A source close to one of the companies that utilises the pipeline told THISDAY at the weekend that all the companies and the federal government might have lost an estimated $3 billion to the militant attack.
“If we talk about crude oil and gas, the companies and the government may have lost $3 billion revenue, based on the average oil price within this period. Collectively, 250,000 barrels per day – 300,000 barrels per day were shut-in and this represents the average daily loss and this has persisted for seven months at average oil price of $45. Assuming the pipeline is repaired this month, the loss may have lasted for seven months. We can’t quantify the loss by households and businesses as a result of power failure. Industries depend on gas also,” he said.
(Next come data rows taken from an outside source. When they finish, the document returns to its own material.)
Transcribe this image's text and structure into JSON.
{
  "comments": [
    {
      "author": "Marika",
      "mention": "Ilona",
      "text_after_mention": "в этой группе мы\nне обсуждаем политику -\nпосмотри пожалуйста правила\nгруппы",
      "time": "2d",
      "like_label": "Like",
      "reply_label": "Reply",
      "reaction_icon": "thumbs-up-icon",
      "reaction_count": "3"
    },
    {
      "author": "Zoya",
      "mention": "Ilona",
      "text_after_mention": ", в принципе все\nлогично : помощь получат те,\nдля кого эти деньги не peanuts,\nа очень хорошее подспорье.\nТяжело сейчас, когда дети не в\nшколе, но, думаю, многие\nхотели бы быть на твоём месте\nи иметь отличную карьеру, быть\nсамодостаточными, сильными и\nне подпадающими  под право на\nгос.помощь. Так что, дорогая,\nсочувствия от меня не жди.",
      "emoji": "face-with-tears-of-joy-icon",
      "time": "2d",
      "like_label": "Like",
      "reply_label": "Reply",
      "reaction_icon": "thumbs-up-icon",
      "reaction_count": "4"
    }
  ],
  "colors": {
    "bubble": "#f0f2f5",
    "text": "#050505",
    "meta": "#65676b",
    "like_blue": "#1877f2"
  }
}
“Throughout this period, there is no gas for power generation. So, homes are in darkness and businesses depend on diesel generators. Industries are also short of gas and this increases operating costs. The total cost will be enormous when quantified,” he explained.
“Some of the companies using the pipeline have recorded zero production due to the attack,” he added.
From a peak of $115 per barrel in June 2014, crude oil price, which hovered around $49 per barrel last week, had dropped to $27 per barrel in January before it rose to 2016 peak of $52 per barrel in June.
Trans-Forcados Pipeline, which is operated by SPDC, belongs to the Nigerian Petroleum Development Company (NPDC), a subsidiary of the Nigerian National Petroleum Corporation (NNPC).
Companies hit by the attack include: Shell, Seplat Petroleum Development Company Plc, Shoreline Resources Limited, Neconde, First Hydrocarbon Nigeria (FHN) and NPDC.
Some marginal field producers such as Pillar Oil, Midwestern Oil and Gas, Platform Petroleum and Energia also convey their crude oil through the pipeline.
However, some of these marginal field producers have another alternative route through the pipelines operated by the Nigerian Agip Oil Company (NAOC) to carry their crude oil to Brass Export Terminal.
Seplat, it was learnt, had also built alternative pipeline to supply crude oil from its western Niger Delta operation to the Warri Refinery but still depends largely on the Forcados pipeline.